PIOMBINO — "Dimissioni immediate dell’assessore alla sicurezza Vittorio Ceccarelli", è la richiesta che i gruppi consiliari del Partito Democratico e di Piombino Domani fanno pubblicamente e che chiederanno di votare nel prossimo Consiglio comunale di gennaio, dopo l’ennesima rissa tra bande scoppiata la notte di Capodanno in piazza Verdi a Piombino. 

"Una richiesta che non nasce oggi: - hanno ricordato - già lo scorso Aprile, di fronte al susseguirsi di episodi violenti e alla totale inefficacia delle politiche messe in campo, il Pd aveva chiesto le dimissioni dell’assessore Ceccarelli, denunciando una gestione fallimentare della sicurezza pubblica. Una situazione così grave non si era mai verificata nella nostra città. Ad ogni festa, evento o iniziativa pubblica di rilievo, scatta la rissa tra bande, l’ultima quella di Capodanno, nel corso Vittorio Emanuele peraltro deserto a causa di un’altra scelta sbagliata, quella di svolgere la festa di fine anno in piazza Bovio lasciando il centro senza alcun presidio di sicurezza e nessun beneficio per le attività economiche. E pensare che l’assessore alla sicurezza del Comune Vittorio Ceccarelli continua a sostenere che Piombino sia una città sicura e che si tratti solo di episodi isolati e poco frequenti. Negare l’evidenza è l’unica strategia rimasta a chi, di fronte a questo disastro, dovrebbe fare una cosa sola: dimettersi”, hanno incalzato le due forze di opposizione.

“L’amministrazione ha riempito in questi sei anni la città di telecamere, ha sbandierato ai quattro venti il progetto ‘Strade Sicure’ con la presenza dell’esercito, e dopo ogni episodio di rissa o violenza è andata avanti a colpi di divieti e ordinanze, l’ultima quella sul divieto di vendita di alcolici, peraltro limitata a poche vie e totalmente inutile, se non dannosa, per le attività economiche. Oggi siamo arrivati al paradosso per cui alcuni locali, lasciati soli dalle istituzioni, sono costretti ad attivare in maniera autonoma servizi di sicurezza privata, sostenendone direttamente i costi, che inevitabilmente ricadono anche sulle tasche degli avventori. È questa l’idea di sicurezza pubblica di questa amministrazione”.

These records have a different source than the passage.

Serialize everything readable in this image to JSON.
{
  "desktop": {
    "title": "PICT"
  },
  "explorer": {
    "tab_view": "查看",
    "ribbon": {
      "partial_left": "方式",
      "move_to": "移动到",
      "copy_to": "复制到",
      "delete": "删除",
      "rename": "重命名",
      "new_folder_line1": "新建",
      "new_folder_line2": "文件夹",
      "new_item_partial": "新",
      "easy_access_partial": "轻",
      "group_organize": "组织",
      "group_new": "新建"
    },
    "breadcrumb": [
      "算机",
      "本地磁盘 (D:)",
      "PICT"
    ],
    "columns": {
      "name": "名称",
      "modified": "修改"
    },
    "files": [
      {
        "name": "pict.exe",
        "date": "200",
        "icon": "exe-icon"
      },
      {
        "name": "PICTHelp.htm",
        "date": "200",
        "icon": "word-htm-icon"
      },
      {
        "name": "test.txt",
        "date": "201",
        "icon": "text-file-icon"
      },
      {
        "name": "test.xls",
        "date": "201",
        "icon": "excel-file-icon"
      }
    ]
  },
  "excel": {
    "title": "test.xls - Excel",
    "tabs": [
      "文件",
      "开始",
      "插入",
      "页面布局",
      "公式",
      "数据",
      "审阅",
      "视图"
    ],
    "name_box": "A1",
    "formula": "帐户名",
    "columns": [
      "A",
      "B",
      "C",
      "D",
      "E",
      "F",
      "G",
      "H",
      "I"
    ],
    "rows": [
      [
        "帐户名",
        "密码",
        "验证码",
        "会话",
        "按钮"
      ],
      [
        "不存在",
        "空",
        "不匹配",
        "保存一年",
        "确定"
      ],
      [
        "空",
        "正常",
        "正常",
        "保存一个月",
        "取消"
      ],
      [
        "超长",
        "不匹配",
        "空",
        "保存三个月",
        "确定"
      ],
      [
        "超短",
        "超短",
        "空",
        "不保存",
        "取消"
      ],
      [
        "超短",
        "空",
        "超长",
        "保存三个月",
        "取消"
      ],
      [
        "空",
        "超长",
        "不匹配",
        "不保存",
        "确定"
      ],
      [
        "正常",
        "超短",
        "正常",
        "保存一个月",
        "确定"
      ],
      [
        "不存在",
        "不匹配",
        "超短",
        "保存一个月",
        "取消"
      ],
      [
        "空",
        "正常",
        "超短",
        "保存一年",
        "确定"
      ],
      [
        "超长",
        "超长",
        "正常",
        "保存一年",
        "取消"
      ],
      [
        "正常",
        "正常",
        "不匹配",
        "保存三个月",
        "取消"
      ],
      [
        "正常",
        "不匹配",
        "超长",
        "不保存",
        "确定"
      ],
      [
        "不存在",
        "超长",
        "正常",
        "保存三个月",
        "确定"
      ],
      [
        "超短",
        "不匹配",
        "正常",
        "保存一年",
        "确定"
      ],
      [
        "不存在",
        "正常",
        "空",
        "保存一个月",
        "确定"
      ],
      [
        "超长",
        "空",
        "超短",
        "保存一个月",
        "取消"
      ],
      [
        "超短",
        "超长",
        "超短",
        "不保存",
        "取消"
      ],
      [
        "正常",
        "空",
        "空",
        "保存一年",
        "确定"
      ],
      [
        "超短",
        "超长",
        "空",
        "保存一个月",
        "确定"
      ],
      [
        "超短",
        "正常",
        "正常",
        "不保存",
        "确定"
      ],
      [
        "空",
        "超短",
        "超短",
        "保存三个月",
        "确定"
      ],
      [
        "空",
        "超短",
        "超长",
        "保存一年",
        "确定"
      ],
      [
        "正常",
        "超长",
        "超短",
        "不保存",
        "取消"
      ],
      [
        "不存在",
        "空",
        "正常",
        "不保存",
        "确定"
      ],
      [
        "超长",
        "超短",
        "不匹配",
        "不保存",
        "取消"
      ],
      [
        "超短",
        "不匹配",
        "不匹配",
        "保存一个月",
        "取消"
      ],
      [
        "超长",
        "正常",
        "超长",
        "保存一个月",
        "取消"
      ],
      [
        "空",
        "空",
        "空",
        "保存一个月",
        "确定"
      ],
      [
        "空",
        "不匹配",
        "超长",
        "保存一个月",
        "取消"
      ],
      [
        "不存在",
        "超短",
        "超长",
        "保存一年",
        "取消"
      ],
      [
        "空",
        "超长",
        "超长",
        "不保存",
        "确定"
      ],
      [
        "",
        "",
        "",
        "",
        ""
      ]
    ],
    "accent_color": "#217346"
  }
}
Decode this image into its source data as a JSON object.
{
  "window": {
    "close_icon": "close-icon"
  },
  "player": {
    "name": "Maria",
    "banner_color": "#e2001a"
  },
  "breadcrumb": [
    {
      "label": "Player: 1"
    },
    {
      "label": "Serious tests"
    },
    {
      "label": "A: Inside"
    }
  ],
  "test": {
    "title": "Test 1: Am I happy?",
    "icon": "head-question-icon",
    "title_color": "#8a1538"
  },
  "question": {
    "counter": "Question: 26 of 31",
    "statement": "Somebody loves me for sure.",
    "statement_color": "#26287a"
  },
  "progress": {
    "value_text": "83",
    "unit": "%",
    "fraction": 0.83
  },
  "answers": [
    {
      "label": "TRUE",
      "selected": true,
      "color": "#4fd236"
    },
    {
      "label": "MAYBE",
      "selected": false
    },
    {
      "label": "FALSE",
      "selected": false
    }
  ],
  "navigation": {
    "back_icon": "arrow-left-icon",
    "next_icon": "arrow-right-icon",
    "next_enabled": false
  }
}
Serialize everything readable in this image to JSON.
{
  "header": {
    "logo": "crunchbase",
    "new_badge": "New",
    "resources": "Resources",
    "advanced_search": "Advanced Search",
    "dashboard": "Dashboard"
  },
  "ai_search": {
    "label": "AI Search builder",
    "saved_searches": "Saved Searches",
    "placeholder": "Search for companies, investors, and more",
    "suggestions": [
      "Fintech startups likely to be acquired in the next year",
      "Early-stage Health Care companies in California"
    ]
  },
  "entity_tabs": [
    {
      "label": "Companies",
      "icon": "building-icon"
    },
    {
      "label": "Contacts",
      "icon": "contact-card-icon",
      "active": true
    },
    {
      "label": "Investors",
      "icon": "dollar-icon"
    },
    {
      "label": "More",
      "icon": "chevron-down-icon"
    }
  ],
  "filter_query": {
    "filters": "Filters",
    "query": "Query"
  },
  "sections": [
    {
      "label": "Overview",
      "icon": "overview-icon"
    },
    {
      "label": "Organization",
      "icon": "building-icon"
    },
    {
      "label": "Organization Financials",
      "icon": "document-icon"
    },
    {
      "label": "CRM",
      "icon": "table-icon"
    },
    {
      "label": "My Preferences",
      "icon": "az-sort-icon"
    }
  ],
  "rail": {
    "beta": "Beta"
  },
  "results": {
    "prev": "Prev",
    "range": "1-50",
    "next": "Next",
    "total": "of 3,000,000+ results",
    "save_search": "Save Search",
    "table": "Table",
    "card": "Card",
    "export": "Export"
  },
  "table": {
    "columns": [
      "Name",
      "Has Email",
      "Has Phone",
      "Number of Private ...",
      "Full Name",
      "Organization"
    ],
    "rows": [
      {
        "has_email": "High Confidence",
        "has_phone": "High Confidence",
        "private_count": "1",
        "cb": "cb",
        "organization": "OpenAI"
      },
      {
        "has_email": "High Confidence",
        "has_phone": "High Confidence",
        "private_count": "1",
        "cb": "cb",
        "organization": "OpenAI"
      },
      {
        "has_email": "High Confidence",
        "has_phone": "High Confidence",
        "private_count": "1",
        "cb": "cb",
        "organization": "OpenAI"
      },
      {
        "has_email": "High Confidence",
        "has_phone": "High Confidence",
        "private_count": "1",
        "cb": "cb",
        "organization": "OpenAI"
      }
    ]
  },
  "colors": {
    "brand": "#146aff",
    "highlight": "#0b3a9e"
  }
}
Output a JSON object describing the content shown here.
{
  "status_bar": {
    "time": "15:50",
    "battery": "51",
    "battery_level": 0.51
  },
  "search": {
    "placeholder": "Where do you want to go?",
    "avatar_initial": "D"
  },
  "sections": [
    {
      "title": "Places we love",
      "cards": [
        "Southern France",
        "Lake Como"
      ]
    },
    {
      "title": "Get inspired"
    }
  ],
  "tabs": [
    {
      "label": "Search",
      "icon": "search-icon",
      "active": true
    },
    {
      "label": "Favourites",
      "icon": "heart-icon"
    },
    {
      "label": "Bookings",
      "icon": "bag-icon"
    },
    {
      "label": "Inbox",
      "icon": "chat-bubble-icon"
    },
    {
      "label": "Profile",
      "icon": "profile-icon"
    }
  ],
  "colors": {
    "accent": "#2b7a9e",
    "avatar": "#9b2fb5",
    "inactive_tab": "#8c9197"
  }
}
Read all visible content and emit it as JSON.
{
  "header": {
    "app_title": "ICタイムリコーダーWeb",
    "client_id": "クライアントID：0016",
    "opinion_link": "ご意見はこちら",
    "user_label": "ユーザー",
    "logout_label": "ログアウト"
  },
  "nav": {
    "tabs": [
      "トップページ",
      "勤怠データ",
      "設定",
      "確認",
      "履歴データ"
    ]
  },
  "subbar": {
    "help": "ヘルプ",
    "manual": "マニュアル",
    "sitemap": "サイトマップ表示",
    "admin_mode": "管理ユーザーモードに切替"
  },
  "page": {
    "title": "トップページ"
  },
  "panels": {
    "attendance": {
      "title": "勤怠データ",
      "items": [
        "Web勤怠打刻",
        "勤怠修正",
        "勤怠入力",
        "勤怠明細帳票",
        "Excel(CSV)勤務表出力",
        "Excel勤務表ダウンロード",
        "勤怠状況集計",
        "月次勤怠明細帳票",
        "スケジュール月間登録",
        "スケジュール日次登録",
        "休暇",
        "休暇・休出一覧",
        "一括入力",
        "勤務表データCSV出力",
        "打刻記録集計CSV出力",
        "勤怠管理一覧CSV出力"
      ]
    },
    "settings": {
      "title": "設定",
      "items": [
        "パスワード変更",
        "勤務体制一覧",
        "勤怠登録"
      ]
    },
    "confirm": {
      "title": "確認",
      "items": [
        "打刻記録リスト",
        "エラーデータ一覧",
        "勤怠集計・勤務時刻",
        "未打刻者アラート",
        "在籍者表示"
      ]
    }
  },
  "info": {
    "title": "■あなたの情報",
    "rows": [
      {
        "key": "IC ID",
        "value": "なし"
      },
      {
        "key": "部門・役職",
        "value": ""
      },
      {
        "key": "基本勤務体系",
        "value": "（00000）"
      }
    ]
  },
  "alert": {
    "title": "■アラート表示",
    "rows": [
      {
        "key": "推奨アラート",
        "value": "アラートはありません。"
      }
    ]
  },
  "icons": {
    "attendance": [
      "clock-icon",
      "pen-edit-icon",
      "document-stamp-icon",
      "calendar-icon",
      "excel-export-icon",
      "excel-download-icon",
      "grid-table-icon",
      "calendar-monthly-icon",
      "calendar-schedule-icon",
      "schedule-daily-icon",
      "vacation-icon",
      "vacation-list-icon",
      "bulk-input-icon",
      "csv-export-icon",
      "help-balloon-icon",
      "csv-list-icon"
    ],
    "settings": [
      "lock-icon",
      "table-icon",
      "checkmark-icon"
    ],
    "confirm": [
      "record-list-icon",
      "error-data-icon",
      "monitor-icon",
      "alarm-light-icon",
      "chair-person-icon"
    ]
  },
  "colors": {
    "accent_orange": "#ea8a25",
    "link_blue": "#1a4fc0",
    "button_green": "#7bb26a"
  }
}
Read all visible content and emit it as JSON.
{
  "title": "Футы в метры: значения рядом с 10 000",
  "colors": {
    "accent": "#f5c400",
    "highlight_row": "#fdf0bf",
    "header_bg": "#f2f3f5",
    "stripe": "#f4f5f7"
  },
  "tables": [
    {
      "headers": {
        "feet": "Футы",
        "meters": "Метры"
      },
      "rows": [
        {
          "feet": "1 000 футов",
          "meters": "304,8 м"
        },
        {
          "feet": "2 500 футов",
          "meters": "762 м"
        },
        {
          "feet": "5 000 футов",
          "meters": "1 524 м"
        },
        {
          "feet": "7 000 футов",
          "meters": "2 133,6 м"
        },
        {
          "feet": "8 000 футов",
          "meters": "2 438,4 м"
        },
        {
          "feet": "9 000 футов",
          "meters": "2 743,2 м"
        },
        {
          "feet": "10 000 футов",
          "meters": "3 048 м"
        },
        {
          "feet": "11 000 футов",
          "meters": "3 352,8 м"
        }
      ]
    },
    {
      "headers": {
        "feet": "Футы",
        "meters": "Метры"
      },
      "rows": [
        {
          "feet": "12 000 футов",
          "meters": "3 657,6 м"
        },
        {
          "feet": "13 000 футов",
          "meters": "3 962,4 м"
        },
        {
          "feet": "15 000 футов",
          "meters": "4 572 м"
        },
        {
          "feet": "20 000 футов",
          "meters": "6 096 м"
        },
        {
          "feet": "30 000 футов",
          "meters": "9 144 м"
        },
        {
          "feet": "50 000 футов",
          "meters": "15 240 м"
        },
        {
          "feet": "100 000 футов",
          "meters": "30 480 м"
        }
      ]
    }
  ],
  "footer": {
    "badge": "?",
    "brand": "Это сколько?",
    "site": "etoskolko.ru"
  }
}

“Ci sono stati episodi gravissimi: la rissa della scorsa primavera durante il mercato dello street food in viale del Popolo, il pestaggio di un ragazzo di 15 anni questa estate nel parcheggio di Calamoresca, quello di pochi giorni fa di una ragazza presa per il collo in un vicolo del centro storico. Di fronte a fatti di questa gravità l’amministrazione ha risposto con frasi fatte, minimizzazioni, selfie ai tavoli delle riunioni, arrivando persino a scomodare il prefetto, senza però produrre alcun risultato concreto. Il tutto mentre cresce lo sconforto di decine di famiglie e genitori che hanno paura a far uscire i propri figli o a uscire loro stessi, soprattutto la sera, quando i presidi delle forze dell’ordine e della polizia municipale, visibili di giorno, scompaiono. L’unica iniziativa realmente utile, il tavolo permanente sulla sicurezza votato all’unanimità dal consiglio comunale lo scorso Giugno, non è ancora partita. Un tavolo che dovrebbe coinvolgere anche associazioni e operatori sociali, perché il problema è complesso e ha a che fare con disagio sociale, marginalità, povertà e con una rete criminale ormai consolidata in città, legata in particolare allo spaccio di droga e al riciclaggio di denaro. Fenomeni che negli ultimi anni si sono rafforzati e sui quali le politiche dell’amministrazione comunale non hanno inciso minimamente”.

Pd e Piombino Domani chiedono insomma una strategia diversa.

"Chi ha rappresentato e guidato questa strategia fallimentare per sei anni deve dimettersi. In alternativa, il sindaco prenda atto che le cose non vanno e cambi davvero rotta, scegliendo un assessore capace di produrre risultati concreti e visibili. Ce lo auguriamo per il bene della città”, hanno concluso.